O GLOBO, n 32.351, 04/03/2022. Economia, p. 13

A sombra do calote que paira sobre os mercados



A grande dúvida entre os investidores que detêm ativos russos hoje é: será que algum dia verão seu dinheiro?

O fato é que, até agora, o governo russo não parou de pagar os juros de sua dívida. Mas, com a guerra na Ucrânia e as sanções inéditas de Estados Unidos e União Europeia, que bloquearam as reservas internacionais do país, não está claro como —ou quando —os credores poderão acessar esses recursos.

A Rússia tem US$ 630 bilhões em reservas internacionais, mas as sanções impedem sua movimentação.

O Banco Central russo argumenta que o impedimento de transferir recursos aos credores de sua dívida é temporário. Mas o derretimento dos ativos russos nos últimos dias tem sido tão intenso que, ainda que as sanções sejam revistas logo, há dúvidas se ainda haveria algo a receber —e se a Rússia teria incentivos para honrar o serviço de sua dívida.

Para analistas, a Rússia está à beira do primeiro calote oficial de sua dívida externa desde 1998, quando sofreu o efeito dominó da crise asiática de 1997 e deixou de pagar um vencimento de US$ 40 bilhões.
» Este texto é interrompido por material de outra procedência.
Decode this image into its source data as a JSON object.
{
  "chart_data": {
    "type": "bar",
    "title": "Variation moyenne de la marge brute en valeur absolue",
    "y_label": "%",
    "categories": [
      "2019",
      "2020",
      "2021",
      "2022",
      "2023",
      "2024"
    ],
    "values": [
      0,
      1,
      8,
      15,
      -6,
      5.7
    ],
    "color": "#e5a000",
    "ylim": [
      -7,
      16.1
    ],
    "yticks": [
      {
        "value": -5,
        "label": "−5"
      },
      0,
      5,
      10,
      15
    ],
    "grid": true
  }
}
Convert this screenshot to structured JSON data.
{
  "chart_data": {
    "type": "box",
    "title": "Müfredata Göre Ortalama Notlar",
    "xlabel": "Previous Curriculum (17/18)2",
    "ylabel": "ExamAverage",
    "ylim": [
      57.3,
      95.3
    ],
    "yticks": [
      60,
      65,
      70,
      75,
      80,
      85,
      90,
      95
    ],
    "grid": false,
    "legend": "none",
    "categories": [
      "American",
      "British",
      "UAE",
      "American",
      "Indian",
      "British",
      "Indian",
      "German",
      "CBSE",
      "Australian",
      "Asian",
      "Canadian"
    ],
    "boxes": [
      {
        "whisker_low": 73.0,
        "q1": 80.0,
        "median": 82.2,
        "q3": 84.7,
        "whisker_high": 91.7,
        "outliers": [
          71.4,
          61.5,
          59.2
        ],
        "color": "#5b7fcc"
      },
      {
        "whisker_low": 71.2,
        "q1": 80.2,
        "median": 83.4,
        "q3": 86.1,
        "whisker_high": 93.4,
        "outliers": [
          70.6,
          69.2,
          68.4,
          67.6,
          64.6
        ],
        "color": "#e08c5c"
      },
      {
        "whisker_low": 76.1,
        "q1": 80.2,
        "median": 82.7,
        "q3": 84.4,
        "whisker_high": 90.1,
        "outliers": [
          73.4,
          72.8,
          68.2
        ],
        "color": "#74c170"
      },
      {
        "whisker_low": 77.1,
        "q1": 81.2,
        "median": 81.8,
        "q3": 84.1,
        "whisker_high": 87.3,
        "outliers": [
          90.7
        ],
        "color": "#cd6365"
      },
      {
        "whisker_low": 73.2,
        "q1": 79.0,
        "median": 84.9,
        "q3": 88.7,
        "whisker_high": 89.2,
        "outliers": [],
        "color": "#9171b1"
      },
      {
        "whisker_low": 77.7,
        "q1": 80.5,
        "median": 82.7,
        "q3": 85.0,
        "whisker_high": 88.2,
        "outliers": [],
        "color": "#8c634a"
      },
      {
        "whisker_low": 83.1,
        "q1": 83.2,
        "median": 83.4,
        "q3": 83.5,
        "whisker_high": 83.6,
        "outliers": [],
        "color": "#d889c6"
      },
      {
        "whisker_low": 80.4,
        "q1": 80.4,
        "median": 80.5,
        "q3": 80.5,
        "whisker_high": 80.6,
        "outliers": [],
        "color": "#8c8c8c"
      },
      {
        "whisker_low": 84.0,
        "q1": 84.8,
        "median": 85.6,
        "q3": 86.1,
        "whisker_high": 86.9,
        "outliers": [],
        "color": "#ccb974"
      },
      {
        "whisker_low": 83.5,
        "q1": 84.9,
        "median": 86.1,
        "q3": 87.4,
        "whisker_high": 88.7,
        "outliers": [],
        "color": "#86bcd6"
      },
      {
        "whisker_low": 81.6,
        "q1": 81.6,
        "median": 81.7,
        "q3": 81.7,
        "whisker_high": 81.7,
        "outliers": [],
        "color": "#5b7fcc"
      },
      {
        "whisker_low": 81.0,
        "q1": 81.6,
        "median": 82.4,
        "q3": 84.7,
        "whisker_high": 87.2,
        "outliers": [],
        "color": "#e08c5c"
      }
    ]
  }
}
Em 1999, a crise chegou à América Latina e derrubou o Brasil.

—A guerra na Ucrânia mudou tudo —resume Guido Chamorro, codiretor de dívida de mercados emergentes na gestora Pictet Asset Management.

O próximo pagamento de cupom (juros da dívida) devido por Moscou é em 16 de março. Mas gigantes como as petrolíferas Rosneft e Gazprom têm vencimentos nos próximos dias.

No início de fevereiro, investidores tinham quase 3 trilhões de rublos (US$ 30 bilhões) de títulos russos locais, conhecidos como OFZs.

Sem um anúncio oficial do governo, pode levar semanas antes que investidores ou agências de risco possam dizer com certeza se houve ou não um calote. A maior parte dos títulos têm um período de tolerância de 30 dias.

Analistas, advogados e investidores ouvidos pela Bloomberg dizem não saber se o caso da Rússia — quando o pagamento é feito, mas os credores não acessam o dinheiro porque este está em contas bloqueadas —constitui um calote. Alguns especulam que as agências podem usar o termo calote técnico. —Um default éum default, não importa se é calote técnico ou oficial, é default se o credor não é pago —avalia Edwin Gutierrez, chefe de dívida soberana emergente no ABRDN de Londres.

Uma saída seria a Rússia usar seus ativos em yuan a partir do sistema chinês de pagamentos transnacionais, dizem analistas do Australia & New Zealand Banking Group. A Rússia tem US$ 140 bilhões em títulos chineses.